By The Numbers: Vaulted ceilings in ranch-style homes typically peak somewhere between 14 and 20 feet, which makes them one of the most requested upgrades in single-story construction. The exposed beam here adds visual weight up high, so the room doesn’t feel hollow despite all that airspace above the furniture.
Dark Marble Waterfall Island in a Kitchen Built for Cooking, Not Staging

Black-veined marble wraps the island’s edge in a full waterfall drop, and the contrast against white shaker cabinets and dark tile backsplash is sharp without being trying-too-hard. Wood-leg stools and a fiddle-leaf fig pull warmth into an otherwise cool palette — small moves that matter more than people expect.
- Waterfall edges require fewer seams than standard countertop overhangs, making them easier to keep clean
- Integrated panel refrigerators like this one sit flush with cabinetry so the wall reads as one continuous surface
- Vaulted kitchen ceilings allow upper cabinets to run taller, gaining storage without eating into floor space
Geometric World Map Wall Art Anchors a Dining Room That Actually Has a Point of View

That metal world map isn’t an afterthought — it’s doing the heavy lifting.
Rendered in geometric line work, the black wall art spans nearly the full width of the accent wall and gives the room a clear focal point without requiring a single piece of framed art or glass. Below it, the wood-topped dining table pairs well with the industrial pendant fixture overhead, which uses Edison bulbs on an open rectangular frame.
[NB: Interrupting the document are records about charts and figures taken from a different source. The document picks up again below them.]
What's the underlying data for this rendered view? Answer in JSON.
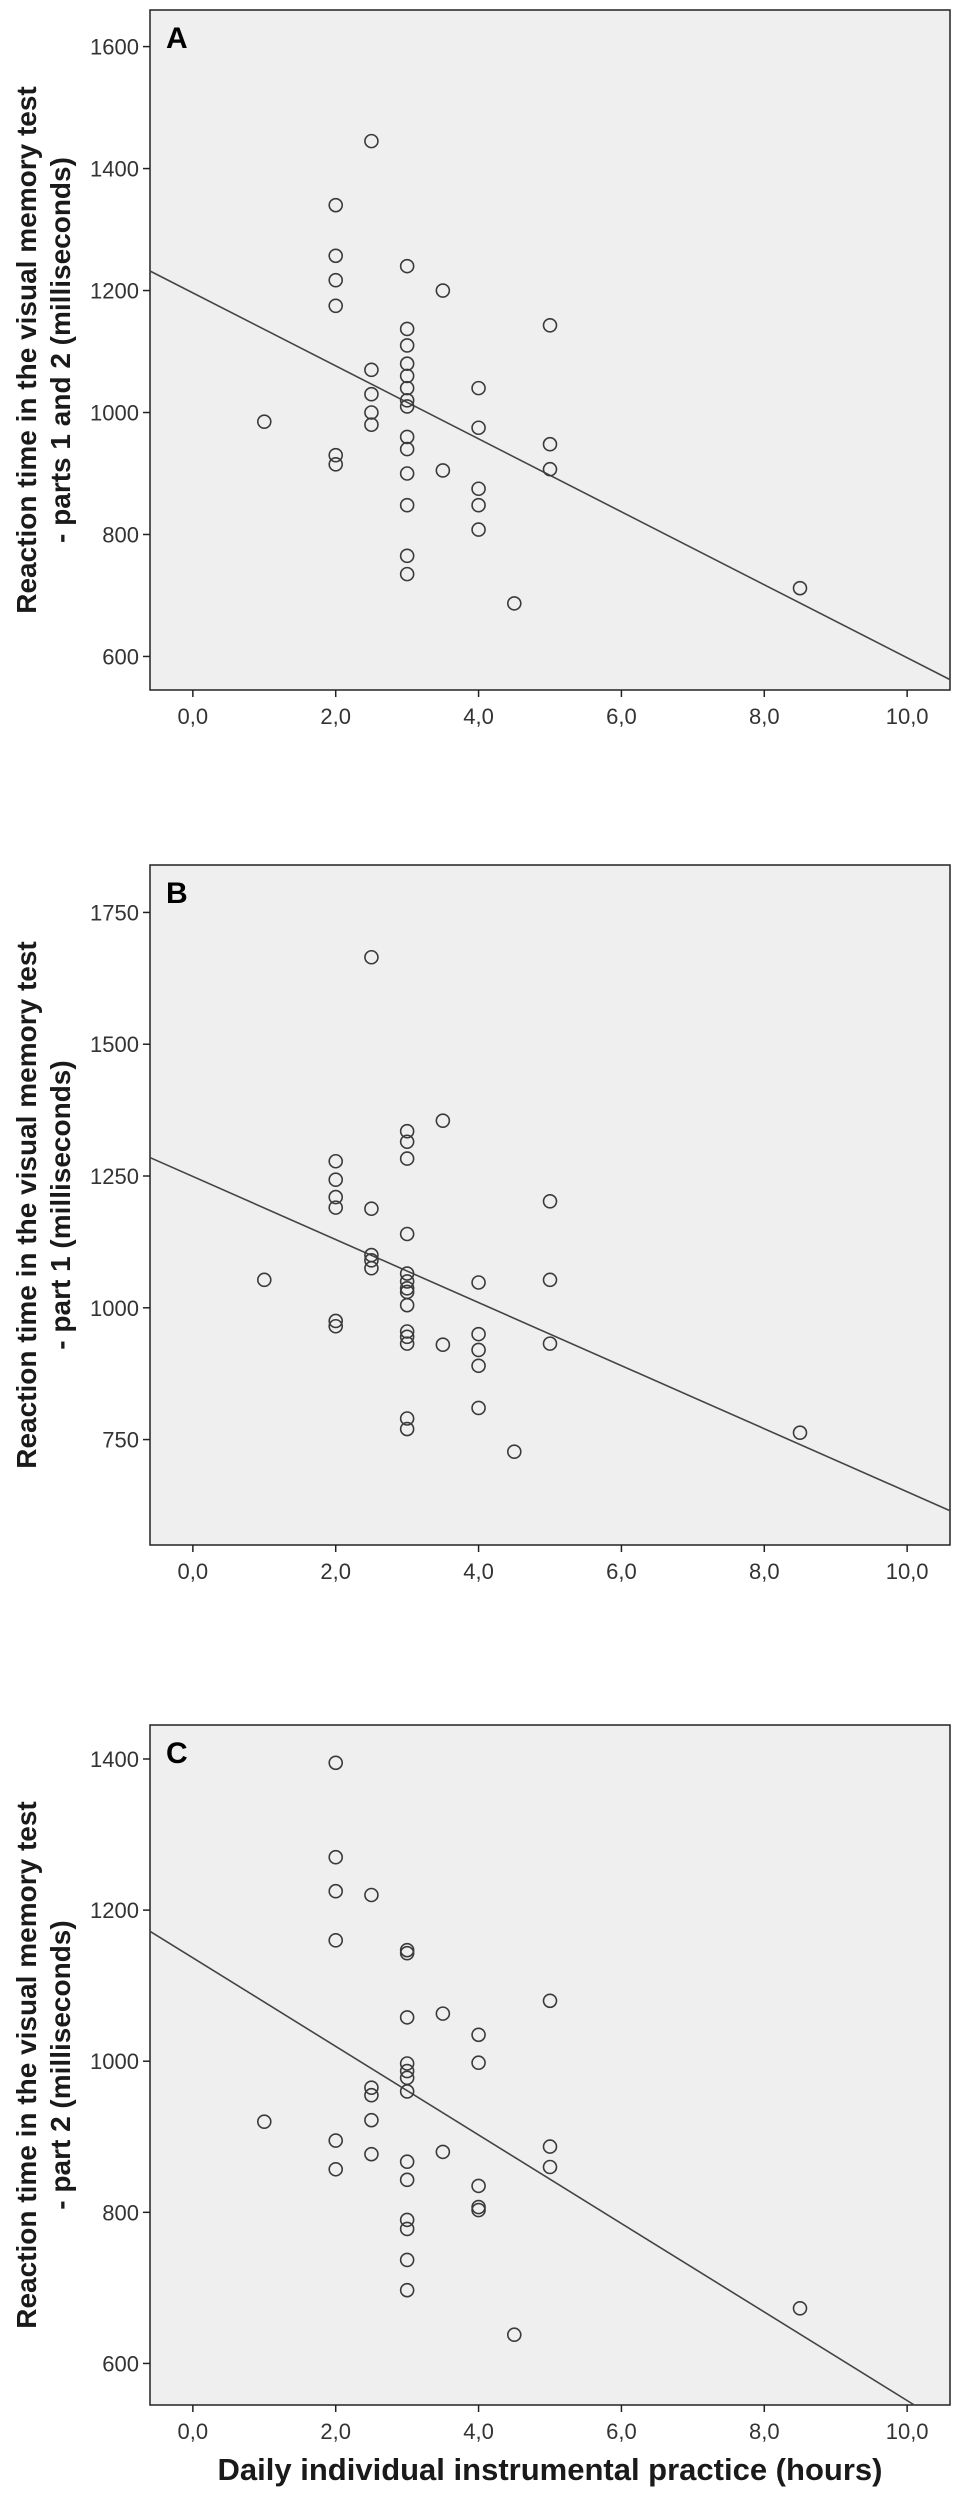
{
  "colors": {
    "plot_bg": "#efefef",
    "frame": "#222222",
    "marker": "#3a3a3a",
    "fit_line": "#444444"
  },
  "x_axis_label": "Daily individual instrumental practice (hours)",
  "chart_data": [
    {
      "type": "scatter",
      "panel": "A",
      "ylabel_line1": "Reaction time in the visual memory test",
      "ylabel_line2": "- parts 1 and 2 (milliseconds)",
      "xlim": [
        -0.6,
        10.6
      ],
      "ylim": [
        545,
        1660
      ],
      "x_ticks": [
        0,
        2,
        4,
        6,
        8,
        10
      ],
      "x_tick_labels": [
        "0,0",
        "2,0",
        "4,0",
        "6,0",
        "8,0",
        "10,0"
      ],
      "y_ticks": [
        600,
        800,
        1000,
        1200,
        1400,
        1600
      ],
      "y_tick_labels": [
        "600",
        "800",
        "1000",
        "1200",
        "1400",
        "1600"
      ],
      "grid": false,
      "fit_line": {
        "x": [
          -0.6,
          10.6
        ],
        "y": [
          1232,
          562
        ]
      },
      "points": [
        [
          1,
          985
        ],
        [
          2,
          1340
        ],
        [
          2,
          1257
        ],
        [
          2,
          1217
        ],
        [
          2,
          1175
        ],
        [
          2,
          930
        ],
        [
          2,
          915
        ],
        [
          2.5,
          1445
        ],
        [
          2.5,
          1070
        ],
        [
          2.5,
          1030
        ],
        [
          2.5,
          1000
        ],
        [
          2.5,
          980
        ],
        [
          3,
          1240
        ],
        [
          3,
          1137
        ],
        [
          3,
          1110
        ],
        [
          3,
          1080
        ],
        [
          3,
          1060
        ],
        [
          3,
          1040
        ],
        [
          3,
          1020
        ],
        [
          3,
          1010
        ],
        [
          3,
          960
        ],
        [
          3,
          940
        ],
        [
          3,
          900
        ],
        [
          3,
          848
        ],
        [
          3,
          765
        ],
        [
          3,
          735
        ],
        [
          3.5,
          1200
        ],
        [
          3.5,
          905
        ],
        [
          4,
          1040
        ],
        [
          4,
          975
        ],
        [
          4,
          875
        ],
        [
          4,
          848
        ],
        [
          4,
          808
        ],
        [
          4.5,
          687
        ],
        [
          5,
          1143
        ],
        [
          5,
          948
        ],
        [
          5,
          907
        ],
        [
          8.5,
          712
        ]
      ]
    },
    {
      "type": "scatter",
      "panel": "B",
      "ylabel_line1": "Reaction time in the visual memory test",
      "ylabel_line2": "- part 1 (milliseconds)",
      "xlim": [
        -0.6,
        10.6
      ],
      "ylim": [
        550,
        1840
      ],
      "x_ticks": [
        0,
        2,
        4,
        6,
        8,
        10
      ],
      "x_tick_labels": [
        "0,0",
        "2,0",
        "4,0",
        "6,0",
        "8,0",
        "10,0"
      ],
      "y_ticks": [
        750,
        1000,
        1250,
        1500,
        1750
      ],
      "y_tick_labels": [
        "750",
        "1000",
        "1250",
        "1500",
        "1750"
      ],
      "grid": false,
      "fit_line": {
        "x": [
          -0.6,
          10.6
        ],
        "y": [
          1285,
          615
        ]
      },
      "points": [
        [
          1,
          1053
        ],
        [
          2,
          1278
        ],
        [
          2,
          1243
        ],
        [
          2,
          1210
        ],
        [
          2,
          1190
        ],
        [
          2,
          975
        ],
        [
          2,
          965
        ],
        [
          2.5,
          1665
        ],
        [
          2.5,
          1188
        ],
        [
          2.5,
          1100
        ],
        [
          2.5,
          1090
        ],
        [
          2.5,
          1075
        ],
        [
          3,
          1335
        ],
        [
          3,
          1315
        ],
        [
          3,
          1283
        ],
        [
          3,
          1140
        ],
        [
          3,
          1065
        ],
        [
          3,
          1050
        ],
        [
          3,
          1037
        ],
        [
          3,
          1030
        ],
        [
          3,
          1005
        ],
        [
          3,
          955
        ],
        [
          3,
          945
        ],
        [
          3,
          932
        ],
        [
          3,
          790
        ],
        [
          3,
          770
        ],
        [
          3.5,
          1355
        ],
        [
          3.5,
          930
        ],
        [
          4,
          1048
        ],
        [
          4,
          950
        ],
        [
          4,
          920
        ],
        [
          4,
          890
        ],
        [
          4,
          810
        ],
        [
          4.5,
          727
        ],
        [
          5,
          1202
        ],
        [
          5,
          1053
        ],
        [
          5,
          932
        ],
        [
          8.5,
          763
        ]
      ]
    },
    {
      "type": "scatter",
      "panel": "C",
      "ylabel_line1": "Reaction time in the visual memory test",
      "ylabel_line2": "- part 2 (milliseconds)",
      "xlim": [
        -0.6,
        10.6
      ],
      "ylim": [
        545,
        1445
      ],
      "x_ticks": [
        0,
        2,
        4,
        6,
        8,
        10
      ],
      "x_tick_labels": [
        "0,0",
        "2,0",
        "4,0",
        "6,0",
        "8,0",
        "10,0"
      ],
      "y_ticks": [
        600,
        800,
        1000,
        1200,
        1400
      ],
      "y_tick_labels": [
        "600",
        "800",
        "1000",
        "1200",
        "1400"
      ],
      "grid": false,
      "fit_line": {
        "x": [
          -0.6,
          10.1
        ],
        "y": [
          1172,
          545
        ]
      },
      "points": [
        [
          1,
          920
        ],
        [
          2,
          1395
        ],
        [
          2,
          1270
        ],
        [
          2,
          1225
        ],
        [
          2,
          1160
        ],
        [
          2,
          895
        ],
        [
          2,
          857
        ],
        [
          2.5,
          1220
        ],
        [
          2.5,
          965
        ],
        [
          2.5,
          955
        ],
        [
          2.5,
          922
        ],
        [
          2.5,
          877
        ],
        [
          3,
          1147
        ],
        [
          3,
          1143
        ],
        [
          3,
          1058
        ],
        [
          3,
          997
        ],
        [
          3,
          987
        ],
        [
          3,
          978
        ],
        [
          3,
          960
        ],
        [
          3,
          867
        ],
        [
          3,
          843
        ],
        [
          3,
          790
        ],
        [
          3,
          778
        ],
        [
          3,
          737
        ],
        [
          3,
          697
        ],
        [
          3.5,
          1063
        ],
        [
          3.5,
          880
        ],
        [
          4,
          1035
        ],
        [
          4,
          998
        ],
        [
          4,
          835
        ],
        [
          4,
          807
        ],
        [
          4,
          803
        ],
        [
          4.5,
          638
        ],
        [
          5,
          1080
        ],
        [
          5,
          887
        ],
        [
          5,
          860
        ],
        [
          8.5,
          673
        ]
      ]
    }
  ]
}
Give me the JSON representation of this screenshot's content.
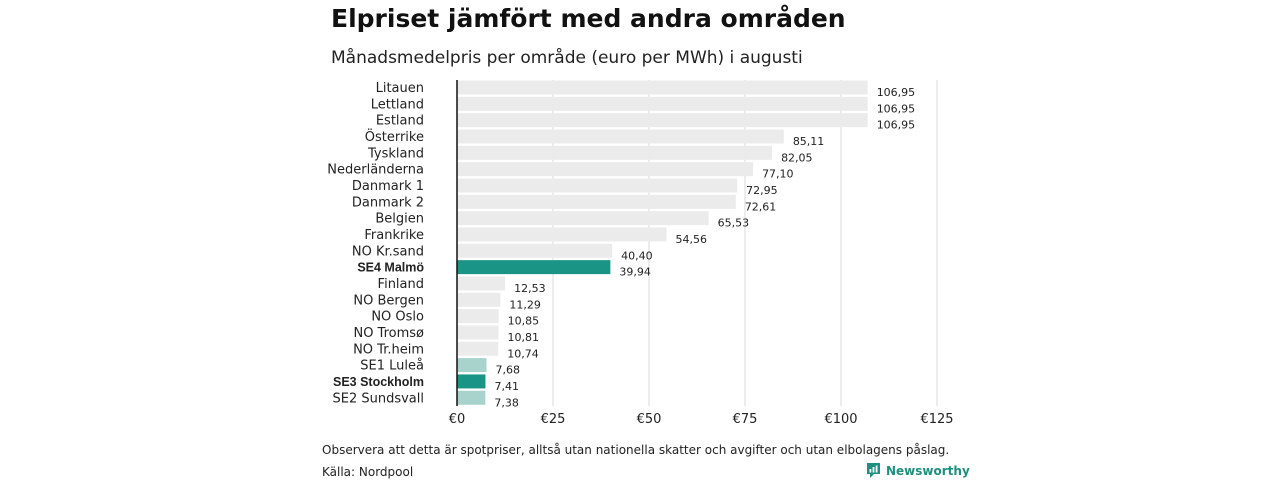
{
  "header": {
    "title": "Elpriset jämfört med andra områden",
    "subtitle": "Månadsmedelpris per område (euro per MWh) i augusti"
  },
  "footer": {
    "note": "Observera att detta är spotpriser, alltså utan nationella skatter och avgifter och utan elbolagens påslag.",
    "source": "Källa: Nordpool",
    "brand": "Newsworthy",
    "brand_icon": "newsworthy-logo-icon"
  },
  "colors": {
    "default_bar": "#ebebeb",
    "highlight_bar": "#1a9585",
    "light_bar": "#a8d3cd",
    "grid": "#d9d9d9",
    "axis": "#111111"
  },
  "chart_data": {
    "type": "bar",
    "orientation": "horizontal",
    "categories": [
      "Litauen",
      "Lettland",
      "Estland",
      "Österrike",
      "Tyskland",
      "Nederländerna",
      "Danmark  1",
      "Danmark  2",
      "Belgien",
      "Frankrike",
      "NO Kr.sand",
      "SE4 Malmö",
      "Finland",
      "NO Bergen",
      "NO Oslo",
      "NO Tromsø",
      "NO Tr.heim",
      "SE1  Luleå",
      "SE3 Stockholm",
      "SE2  Sundsvall"
    ],
    "values": [
      106.95,
      106.95,
      106.95,
      85.11,
      82.05,
      77.1,
      72.95,
      72.61,
      65.53,
      54.56,
      40.4,
      39.94,
      12.53,
      11.29,
      10.85,
      10.81,
      10.74,
      7.68,
      7.41,
      7.38
    ],
    "value_labels": [
      "106,95",
      "106,95",
      "106,95",
      "85,11",
      "82,05",
      "77,10",
      "72,95",
      "72,61",
      "65,53",
      "54,56",
      "40,40",
      "39,94",
      "12,53",
      "11,29",
      "10,85",
      "10,81",
      "10,74",
      "7,68",
      "7,41",
      "7,38"
    ],
    "bar_style": [
      "default",
      "default",
      "default",
      "default",
      "default",
      "default",
      "default",
      "default",
      "default",
      "default",
      "default",
      "highlight",
      "default",
      "default",
      "default",
      "default",
      "default",
      "light",
      "highlight",
      "light"
    ],
    "bold_labels": [
      false,
      false,
      false,
      false,
      false,
      false,
      false,
      false,
      false,
      false,
      false,
      true,
      false,
      false,
      false,
      false,
      false,
      false,
      true,
      false
    ],
    "xlim": [
      0,
      125
    ],
    "xticks": [
      0,
      25,
      50,
      75,
      100,
      125
    ],
    "xtick_labels": [
      "€0",
      "€25",
      "€50",
      "€75",
      "€100",
      "€125"
    ],
    "grid": "vertical",
    "legend": "none"
  }
}
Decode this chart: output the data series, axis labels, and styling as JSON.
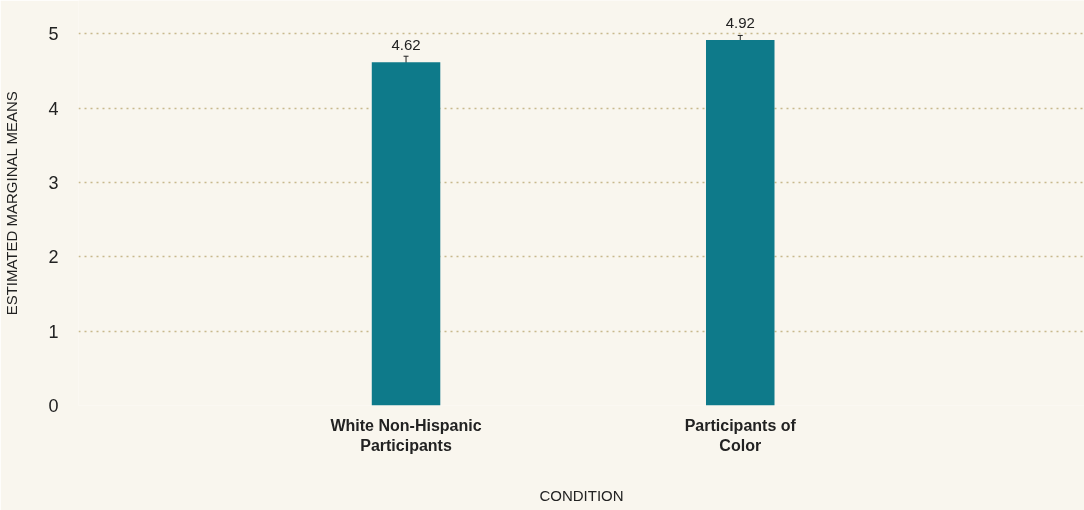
{
  "chart_data": {
    "type": "bar",
    "xlabel": "CONDITION",
    "ylabel": "ESTIMATED MARGINAL MEANS",
    "categories": [
      "White Non-Hispanic Participants",
      "Participants of Color"
    ],
    "values": [
      4.62,
      4.92
    ],
    "errors": [
      0.08,
      0.06
    ],
    "color": "#0e7a8a",
    "data_labels": true,
    "ylim": [
      0,
      5.45
    ],
    "yticks": [
      0,
      1,
      2,
      3,
      4,
      5
    ],
    "grid": "y"
  }
}
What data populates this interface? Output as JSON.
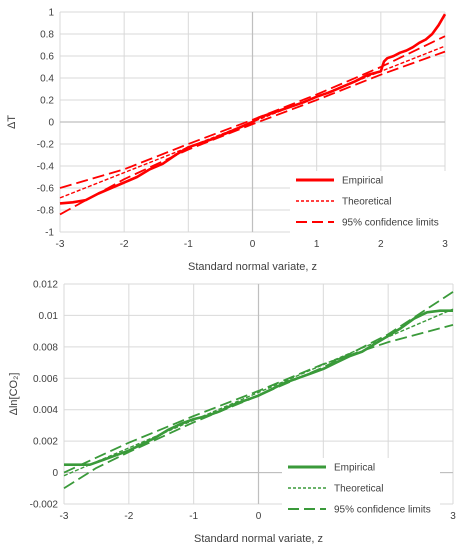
{
  "chart_data": [
    {
      "type": "line",
      "color": "#ff0000",
      "xlabel": "Standard normal variate, z",
      "ylabel": "ΔT",
      "xlim": [
        -3,
        3
      ],
      "ylim": [
        -1,
        1
      ],
      "x_ticks": [
        "-3",
        "-2",
        "-1",
        "0",
        "1",
        "2",
        "3"
      ],
      "y_ticks": [
        "-1",
        "-0.8",
        "-0.6",
        "-0.4",
        "-0.2",
        "0",
        "0.2",
        "0.4",
        "0.6",
        "0.8",
        "1"
      ],
      "grid": true,
      "legend_position": "bottom-right",
      "series": [
        {
          "name": "Empirical",
          "style": "solid",
          "x": [
            -3,
            -2.8,
            -2.6,
            -2.4,
            -2.2,
            -2.0,
            -1.8,
            -1.6,
            -1.4,
            -1.2,
            -1.0,
            -0.8,
            -0.6,
            -0.4,
            -0.2,
            0,
            0.05,
            0.1,
            0.2,
            0.4,
            0.6,
            0.8,
            1.0,
            1.2,
            1.4,
            1.6,
            1.8,
            2.0,
            2.05,
            2.1,
            2.2,
            2.3,
            2.4,
            2.5,
            2.6,
            2.7,
            2.8,
            2.9,
            3.0
          ],
          "y": [
            -0.74,
            -0.73,
            -0.71,
            -0.65,
            -0.6,
            -0.55,
            -0.5,
            -0.43,
            -0.38,
            -0.3,
            -0.23,
            -0.19,
            -0.15,
            -0.1,
            -0.05,
            0.0,
            0.02,
            0.04,
            0.06,
            0.1,
            0.14,
            0.18,
            0.23,
            0.27,
            0.32,
            0.37,
            0.43,
            0.46,
            0.55,
            0.58,
            0.6,
            0.63,
            0.65,
            0.68,
            0.72,
            0.75,
            0.8,
            0.88,
            0.98
          ]
        },
        {
          "name": "Theoretical",
          "style": "dotted",
          "x": [
            -3,
            3
          ],
          "y": [
            -0.69,
            0.69
          ]
        },
        {
          "name": "95% confidence limits",
          "style": "dashed",
          "x": [
            -3,
            -2,
            -1,
            0,
            1,
            2,
            3
          ],
          "y": [
            -0.6,
            -0.43,
            -0.2,
            0.02,
            0.25,
            0.5,
            0.78
          ]
        },
        {
          "name": "",
          "style": "dashed",
          "x": [
            -3,
            -2,
            -1,
            0,
            1,
            2,
            3
          ],
          "y": [
            -0.84,
            -0.52,
            -0.25,
            -0.02,
            0.2,
            0.43,
            0.64
          ]
        }
      ]
    },
    {
      "type": "line",
      "color": "#3a9a3a",
      "xlabel": "Standard normal variate, z",
      "ylabel": "Δln[CO₂]",
      "xlim": [
        -3,
        3
      ],
      "ylim": [
        -0.002,
        0.012
      ],
      "x_ticks": [
        "-3",
        "-2",
        "-1",
        "0",
        "1",
        "2",
        "3"
      ],
      "y_ticks": [
        "-0.002",
        "0",
        "0.002",
        "0.004",
        "0.006",
        "0.008",
        "0.01",
        "0.012"
      ],
      "grid": true,
      "legend_position": "bottom-right",
      "series": [
        {
          "name": "Empirical",
          "style": "solid",
          "x": [
            -3,
            -2.6,
            -2.4,
            -2.2,
            -2.0,
            -1.8,
            -1.6,
            -1.4,
            -1.2,
            -1.0,
            -0.8,
            -0.6,
            -0.4,
            -0.2,
            0,
            0.2,
            0.4,
            0.6,
            0.8,
            1.0,
            1.2,
            1.4,
            1.6,
            1.8,
            2.0,
            2.2,
            2.4,
            2.6,
            2.8,
            3.0
          ],
          "y": [
            0.0005,
            0.0005,
            0.0008,
            0.0011,
            0.0014,
            0.0018,
            0.0022,
            0.0027,
            0.0031,
            0.0034,
            0.0036,
            0.0039,
            0.0043,
            0.0046,
            0.0049,
            0.0053,
            0.0057,
            0.006,
            0.0063,
            0.0066,
            0.007,
            0.0074,
            0.0077,
            0.0082,
            0.0087,
            0.0092,
            0.0098,
            0.0102,
            0.0103,
            0.0103
          ]
        },
        {
          "name": "Theoretical",
          "style": "dotted",
          "x": [
            -3,
            3
          ],
          "y": [
            -0.0002,
            0.0104
          ]
        },
        {
          "name": "95% confidence limits",
          "style": "dashed",
          "x": [
            -3,
            -2,
            -1,
            0,
            1,
            2,
            3
          ],
          "y": [
            0.0,
            0.0019,
            0.0036,
            0.0052,
            0.0069,
            0.0083,
            0.0094
          ]
        },
        {
          "name": "",
          "style": "dashed",
          "x": [
            -3,
            -2.5,
            -2,
            -1,
            0,
            1,
            2,
            3
          ],
          "y": [
            -0.001,
            0.0003,
            0.0013,
            0.0032,
            0.0049,
            0.0067,
            0.0088,
            0.0115
          ]
        }
      ]
    }
  ]
}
Chairs stay neutral. The whole room has a point of view without shouting about it.
Upholstered Headboard, Kilim Rug, and a Ceiling Fan That Actually Fits the Room

Warm taupe walls and dark hardwood floors keep things grounded, while the vertically channeled headboard adds quiet texture without competing with anything else. The geometric rug carries the color load without fighting the bedding — exactly the role a rug should play in a bedroom that’s meant to feel calm rather than curated.
Try This: Ceiling fan placement matters more than most people realize. Fans work best centered over the bed rather than centered in the room, which are often two different spots. If you’re roughing in electrical during a build, confirm that location before the drywall goes up.
Rain Shower Hardware in Matte Black Against Stone-Look Tile That Earns Its Keep

Stacked rectangular tile runs floor to ceiling, and the matte black rain shower system is the first thing your eye goes to. Through the glass door, dark floor tile grounds the rest of the bathroom without making it feel like a cave.
Style Tip: A rain shower head mounted on a slide bar like this one gives you fixed overhead flow when you want it and handheld flexibility when you need it. If you’re choosing between a fixed and a combo system, combo wins for everyday use. On finish: matte black holds up noticeably better against water spots than polished chrome in high-traffic showers, which is worth factoring in before you spec the hardware.
Pin It

A single-story ranch exterior with the floor plan below, showing a 3-bedroom ranch with a cathedral-ceiling great room, 3-car garage, mudroom with lockers, and a covered front porch.
History Corner: Ranch-style homes became the dominant American housing form after World War II, driven largely by returning veterans who wanted single-story living without stairs. The style borrowed its low-slung rooflines and open interiors from Spanish Colonial architecture of the Southwest. Postwar builders embraced it because the simple geometry kept construction costs manageable without sacrificing livable square footage — a combination that still sells plans today.